Dataset bizarre behavior after using .transform

#1

I’m confused as to how exactly does .transform work.

I thought that it is just used to map a function over dataset items, but it’s clearly not as simple:

def dummy_transform(input, output):
    return input.split(), output.split()

dummy_dataset = gluon.data.SimpleDataset([('1 2 a', '1'), ('3 4', '5')])
transformed_dummy_dataset = dummy_dataset.transform(dummy_transform)

transformed_dummy_dataset[0] works as expected - it returns dummy_transform(dataset[0]), but when I try

transformed_dummy_dataset[:1]

I get

TypeError Traceback (most recent call last)
in ()
----> 1 dummy_dataset[:1]

~/anaconda3/envs/mxnet_p36/lib/python3.6/site-packages/mxnet/gluon/data/dataset.py in getitem(self, idx)
127 if isinstance(item, tuple):
128 return self._fn(*item)
–> 129 return self._fn(item)
130
131

TypeError: call() missing 1 required positional argument: ‘output’

From what I’ve checked it seems like using .transform feeds the whole Dataset to DummyTransform().

Why does that happen?

EDIT:
I’ve simplified the example

#2

The error has nothing to do with gluon. There is error in your code. You have made a class without any inheritance and defined call method which takes 2 positional arguments (input, output) then you are calling the class object without passing any arguments!!!
This is the python TypeError. There’s nothing wrong with Gluon.
Replace your class with:

def DummyTransform(input, output):
return input.split(), output.split()

#3

@mouryarishik You’re wrong. The Python code is correct, for example DummyTransform()(*dummy_dataset[0]) works just fine.

BTW the function you proposed gives exactly the same error as using DummyTransform as I outlined.

#4

Why the hell you are still calling the function.
You are supposed to pass the function name that’s it, gluon will call it internally itself.
Remove “()” after DummyTransform from "transformed_dummy_dataset = dummy_dataset.transform(DummyTransform()).
Just write
“transformed_dummy_dataset = dummy_dataset.transform(DummyTransform)”

#5

Watch the tutorial thoroughly here https://gluon.mxnet.io/chapter02_supervised-learning/softmax-regression-gluon.html.
You are missing the basic understanding of gluon.
Hope this helps

#6

First of all, I know I’m not supposed to do
dummy_dataset.transform(DummyTransform())
With your function.
. I didn’t do that. I’ve renamed your function and called it (renamed it, according to Python convention, to dummy_transform):
transformed_dummy_dataset = dummy_dataset.transform(dummy_transform)
The result is the same.

Your answer in fact isn’t helpful, you only add confusion to my point. Please do not expand this confusion further.

#7

Plz open the link I’ve provided, the explanation of how to use transform is available there.

#8

Hi @lambdaofgod,

Adding a litle more information to what I have already provided answering your other question, the following source code snippets might be useful for your understanding.

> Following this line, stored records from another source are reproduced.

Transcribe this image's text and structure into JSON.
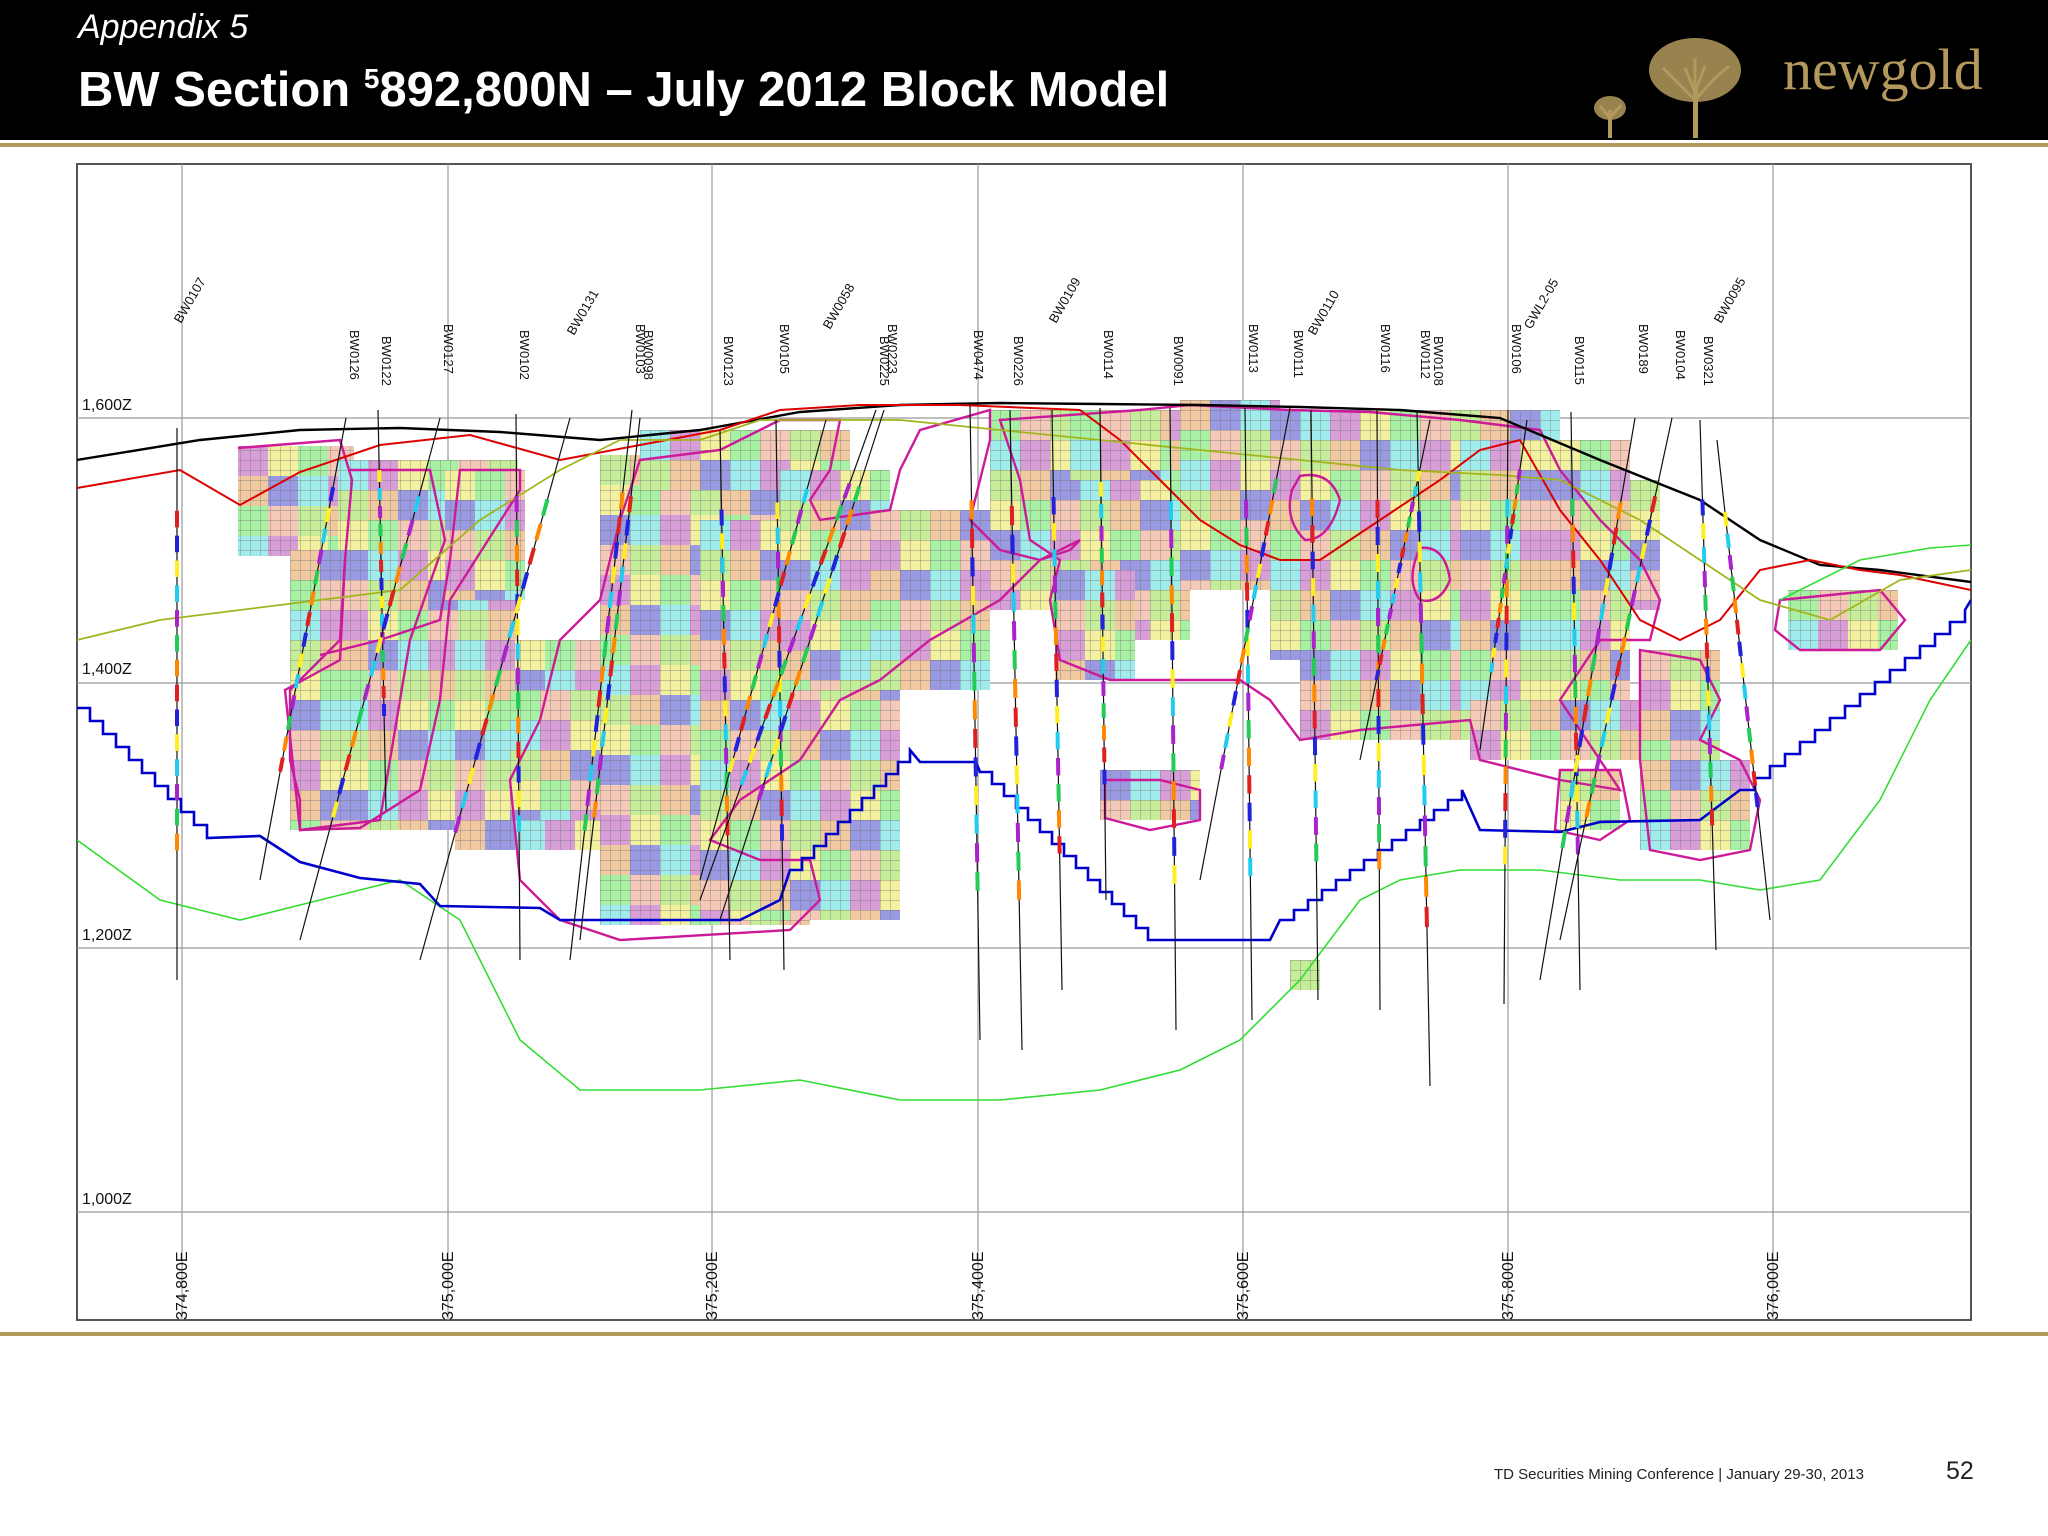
{
  "header": {
    "subtitle": "Appendix 5",
    "title_pre": "BW Section ",
    "title_sup": "5",
    "title_post": "892,800N – July 2012 Block Model",
    "logo_text": "newgold"
  },
  "colors": {
    "header_bg": "#000000",
    "gold": "#b39a5c",
    "topography": "#000000",
    "pit_shell": "#dd0000",
    "underground": "#0000cc",
    "envelope": "#cc1a99",
    "green_line": "#33dd33",
    "olive_line": "#a4b41c"
  },
  "axes": {
    "elevation_labels": [
      "1,600Z",
      "1,400Z",
      "1,200Z",
      "1,000Z"
    ],
    "easting_labels": [
      "374,800E",
      "375,000E",
      "375,200E",
      "375,400E",
      "375,600E",
      "375,800E",
      "376,000E"
    ]
  },
  "drillholes": [
    "BW0107",
    "BW0126",
    "BW0122",
    "BW0127",
    "BW0102",
    "BW0131",
    "BW0103",
    "BW0098",
    "BW0123",
    "BW0105",
    "BW0058",
    "BW0225",
    "BW0223",
    "BW0474",
    "BW0226",
    "BW0109",
    "BW0114",
    "BW0091",
    "BW0113",
    "BW0111",
    "BW0110",
    "BW0116",
    "BW0112",
    "BW0108",
    "BW0106",
    "GWL2-05",
    "BW0115",
    "BW0189",
    "BW0104",
    "BW0321",
    "BW0095"
  ],
  "footer": {
    "conference": "TD Securities Mining Conference  |  January 29-30, 2013",
    "page": "52"
  }
}
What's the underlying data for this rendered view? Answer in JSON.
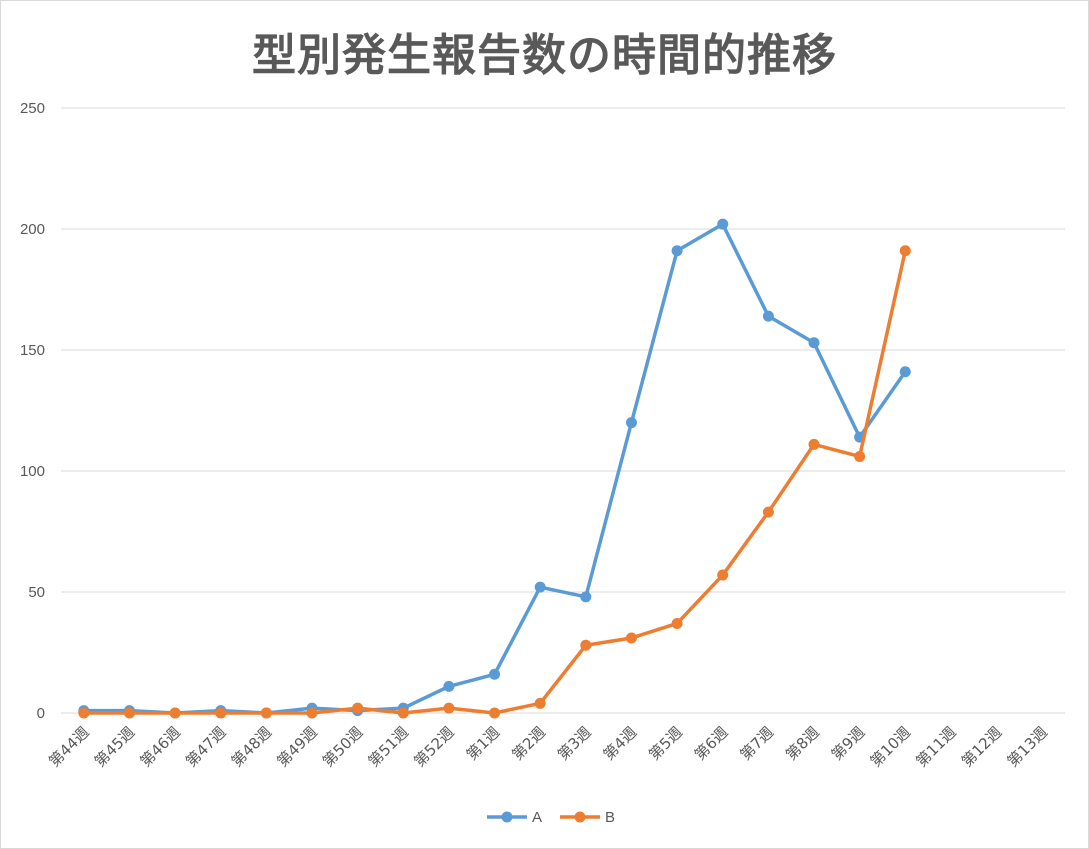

When calling dummy_dataset.transform(dummy_transform) you create a _LazyTransformDataset from the current Dataset using the dummy_transform function:

class Dataset(object):
    ...

    def transform(self, fn):
        trans = _LazyTransformDataset(self, fn)
        return trans

And a _LazyTransformDataset implements a __getitem__ method that’s used for retrieving single samples from the original Dataset (self._data) and passing them to the transform function (self._fn).

class _LazyTransformDataset(Dataset):
    """Lazily transformed dataset."""
    def __init__(self, data, fn):
        self._data = data
        self._fn = fn
    ...

    def __getitem__(self, idx):
        item = self._data[idx]
        if isinstance(item, tuple):
            return self._fn(*item)
        return self._fn(item)

Strange things happen when you start requesting multiple indexes in one go (e.g. transformed_dummy_dataset[:2]), because this isn’t intended usage. item ends up being a list of samples, which isn’t a tuple (the if condition in the code) and so the list of samples gets passed to the transform function. dummy_transform wasn’t expecting a single input (since you specified dummy_transform(input, output)) and everything breaks giving you:

TypeError: call() missing 1 required positional argument: ‘output’

I hope that explains everything. In summary, don’t use [:n] slicing on a Dataset.